Please stop "romantically" pursuing me. Though I adore your fawning over my Giuseppe Zanotti boots and your willingness to drop $100 on a French meal at the drop of a hat, our time spent together is not "dating." This is because you are a homosexual. Some of you may not realize it yet, but you are.
I feel that I am partially to blame for I am such a swinging good time that it's probably easy to confuse your pleasure from being with me with romantic affection. Also, my own repulsion toward physical contact with men often drives me to stand as far away from you as possible, which only contributes to your comfort in knowing that a kiss is eons away for, subconsciously, you don't want to kiss me. Finally, I must admit that my voice is rather deep and manly, and the content of my words is neither ladylike nor feminine, providing yet another avenue with which to confuse you.
But your admiration is misplaced. You want to worship me, give me decorating tips, and laugh at my jokes. You would rather fondle an apple martini than my breasts. You want to give blowjobs. Your hair is prettier than mine. Your jokes are funnier. All because you are a homosexual.
And what has driven me to write such a declaration today? The same thing that has driven all of my crazy rants on this blog -- a truly vexatious dating experience.
Today's Homosexual Admirer of Mine (H.A.M.) is a man who looks, walks, and talks like a gay, but who refuses to give up on the dream of dating me. This is how he asked me out on our first date:
- He left me a voicemail at around 11 AM.
- When I did not respond by 12:30 PM, he texted me, "Hey, did you receive the voicemail about going out tonight?"
- I finally got around to texting him back (for I am a busy career woman), and he set the plan by texting "Let's grab drinks and then ride in my new hot air balloon to Tokyo. Bring a warm jacket, toiletries, and enough food for a 3 week voyage."
At the end of our first date, he leaned in for a kiss, which forced me to awkwardly turn my cheek to avoid the locking of our lips. I vowed to myself that this would be my last date with H.A.M.
Then, H.A.M. called me and asked me out again. He TRICKED me by calling from his work phone, so I answered and, being the people-pleasing, gracious girl that I am, was unable to reject the suggestion that we meet for drinks. We did so, and the date ended in exactly the same manner as the first. I vowed to myself AGAIN that this would be my last date with H.A.M.
Then, H.A.M. called me and left me a rambling voicemail about The Dark Knight, which we had both planned on seeing, though not together. He described the movie as being "amaaaaaaaaaazing on like, SOOOO many levels." This voicemail sealed H.A.M.'s fate. It confirmed yet again that H.A.M. had an unmistakable, incredibly gay accent that is the harbinger of Prada dress shirts and anal lubricant. So I knew I had to end things once and for all.

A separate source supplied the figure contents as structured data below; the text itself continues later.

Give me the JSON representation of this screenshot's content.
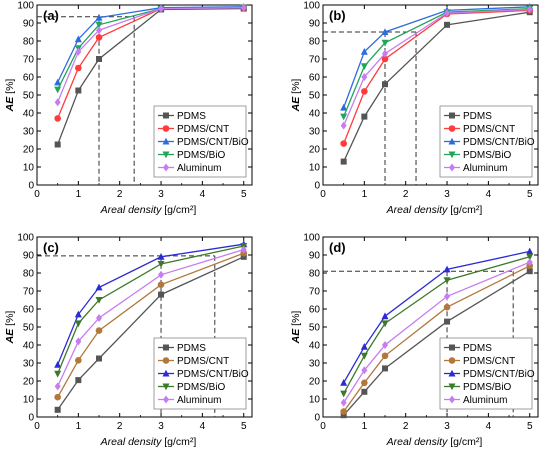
{
  "chart_data": [
    {
      "type": "line",
      "panel_label": "(a)",
      "xlabel_italic": "Areal density",
      "xlabel_unit": " [g/cm²]",
      "ylabel_italic": "AE",
      "ylabel_unit": " [%]",
      "xlim": [
        0,
        5.2
      ],
      "ylim": [
        0,
        100
      ],
      "xticks": [
        0,
        1,
        2,
        3,
        4,
        5
      ],
      "yticks": [
        0,
        10,
        20,
        30,
        40,
        50,
        60,
        70,
        80,
        90,
        100
      ],
      "legend_position": "bottom-right",
      "x": [
        0.5,
        1,
        1.5,
        3,
        5
      ],
      "series": [
        {
          "name": "PDMS",
          "color": "#555555",
          "marker": "square",
          "values": [
            22.5,
            52.5,
            70,
            97.5,
            98
          ]
        },
        {
          "name": "PDMS/CNT",
          "color": "#ff3b3b",
          "marker": "circle",
          "values": [
            37,
            65,
            82,
            98,
            98.5
          ]
        },
        {
          "name": "PDMS/CNT/BiO",
          "color": "#2d6cdf",
          "marker": "triangle-up",
          "values": [
            57,
            81,
            93,
            98.5,
            99
          ]
        },
        {
          "name": "PDMS/BiO",
          "color": "#22a55a",
          "marker": "triangle-down",
          "values": [
            53,
            76,
            89,
            98,
            98.5
          ]
        },
        {
          "name": "Aluminum",
          "color": "#c77cf0",
          "marker": "diamond",
          "values": [
            46,
            74,
            86,
            98,
            98.5
          ]
        }
      ],
      "guides": {
        "y": 93.5,
        "x": [
          1.5,
          2.35
        ]
      }
    },
    {
      "type": "line",
      "panel_label": "(b)",
      "xlabel_italic": "Areal density",
      "xlabel_unit": " [g/cm²]",
      "ylabel_italic": "AE",
      "ylabel_unit": " [%]",
      "xlim": [
        0,
        5.2
      ],
      "ylim": [
        0,
        100
      ],
      "xticks": [
        0,
        1,
        2,
        3,
        4,
        5
      ],
      "yticks": [
        0,
        10,
        20,
        30,
        40,
        50,
        60,
        70,
        80,
        90,
        100
      ],
      "legend_position": "bottom-right",
      "x": [
        0.5,
        1,
        1.5,
        3,
        5
      ],
      "series": [
        {
          "name": "PDMS",
          "color": "#555555",
          "marker": "square",
          "values": [
            13,
            38,
            56,
            89,
            96
          ]
        },
        {
          "name": "PDMS/CNT",
          "color": "#ff3b3b",
          "marker": "circle",
          "values": [
            23,
            52,
            70,
            95,
            97
          ]
        },
        {
          "name": "PDMS/CNT/BiO",
          "color": "#2d6cdf",
          "marker": "triangle-up",
          "values": [
            43,
            74,
            85,
            97,
            99
          ]
        },
        {
          "name": "PDMS/BiO",
          "color": "#22a55a",
          "marker": "triangle-down",
          "values": [
            38,
            66,
            79,
            96,
            98
          ]
        },
        {
          "name": "Aluminum",
          "color": "#c77cf0",
          "marker": "diamond",
          "values": [
            33,
            60,
            73,
            95.5,
            97.5
          ]
        }
      ],
      "guides": {
        "y": 85,
        "x": [
          1.5,
          2.25
        ]
      }
    },
    {
      "type": "line",
      "panel_label": "(c)",
      "xlabel_italic": "Areal density",
      "xlabel_unit": " [g/cm²]",
      "ylabel_italic": "AE",
      "ylabel_unit": " [%]",
      "xlim": [
        0,
        5.2
      ],
      "ylim": [
        0,
        100
      ],
      "xticks": [
        0,
        1,
        2,
        3,
        4,
        5
      ],
      "yticks": [
        0,
        10,
        20,
        30,
        40,
        50,
        60,
        70,
        80,
        90,
        100
      ],
      "legend_position": "bottom-right",
      "x": [
        0.5,
        1,
        1.5,
        3,
        5
      ],
      "series": [
        {
          "name": "PDMS",
          "color": "#555555",
          "marker": "square",
          "values": [
            4,
            20.5,
            32.5,
            68,
            89
          ]
        },
        {
          "name": "PDMS/CNT",
          "color": "#b2773a",
          "marker": "circle",
          "values": [
            11,
            31.5,
            48,
            73.5,
            91
          ]
        },
        {
          "name": "PDMS/CNT/BiO",
          "color": "#2b2bd6",
          "marker": "triangle-up",
          "values": [
            29,
            57,
            72,
            89,
            96
          ]
        },
        {
          "name": "PDMS/BiO",
          "color": "#3c7a2a",
          "marker": "triangle-down",
          "values": [
            24,
            52,
            65,
            85,
            95
          ]
        },
        {
          "name": "Aluminum",
          "color": "#c77cf0",
          "marker": "diamond",
          "values": [
            17,
            42,
            55,
            79,
            93
          ]
        }
      ],
      "guides": {
        "y": 89.5,
        "x": [
          3,
          4.3
        ]
      }
    },
    {
      "type": "line",
      "panel_label": "(d)",
      "xlabel_italic": "Areal density",
      "xlabel_unit": " [g/cm²]",
      "ylabel_italic": "AE",
      "ylabel_unit": " [%]",
      "xlim": [
        0,
        5.2
      ],
      "ylim": [
        0,
        100
      ],
      "xticks": [
        0,
        1,
        2,
        3,
        4,
        5
      ],
      "yticks": [
        0,
        10,
        20,
        30,
        40,
        50,
        60,
        70,
        80,
        90,
        100
      ],
      "legend_position": "bottom-right",
      "x": [
        0.5,
        1,
        1.5,
        3,
        5
      ],
      "series": [
        {
          "name": "PDMS",
          "color": "#555555",
          "marker": "square",
          "values": [
            1,
            14,
            27,
            53,
            81
          ]
        },
        {
          "name": "PDMS/CNT",
          "color": "#b2773a",
          "marker": "circle",
          "values": [
            3,
            19,
            34,
            61,
            84
          ]
        },
        {
          "name": "PDMS/CNT/BiO",
          "color": "#2b2bd6",
          "marker": "triangle-up",
          "values": [
            19,
            39,
            56,
            82,
            92
          ]
        },
        {
          "name": "PDMS/BiO",
          "color": "#3c7a2a",
          "marker": "triangle-down",
          "values": [
            13,
            34,
            52,
            76,
            89
          ]
        },
        {
          "name": "Aluminum",
          "color": "#c77cf0",
          "marker": "diamond",
          "values": [
            8,
            26,
            40,
            67,
            86
          ]
        }
      ],
      "guides": {
        "y": 81,
        "x": [
          3,
          4.6
        ]
      }
    }
  ]
}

And how did I do so? The way any mature, dignified woman would. I sent H.A.M. a text message telling him a lie that I'd met someone else. Ahhhhh! Thank you, technology, for once again shielding and distancing me from live human interaction!!!
Of course, H.A.M. called me again because he, like many gays before him, is obsessed with me. I let the call go to voicemail, so he left a message telling me that he still wanted to be friends and keep in touch. OF COURSE!! This was of no surprise to me, though the request, like my insatiable appetite for pizza and vodka, will never be fulfilled.
Thank you, gays, for your time. I love you all. Just not like that. You don't know me like that.
LESSONS LEARNED:
-- Never give a homo your phone number (for romantic purposes. Definitely do so for interior design, fashion, hair, food, alcohol, and everything else in life).
-- If a man uses the words "hot air balloon," he is a homosexual because "hot air balloon" is a metaphor for "scrotum."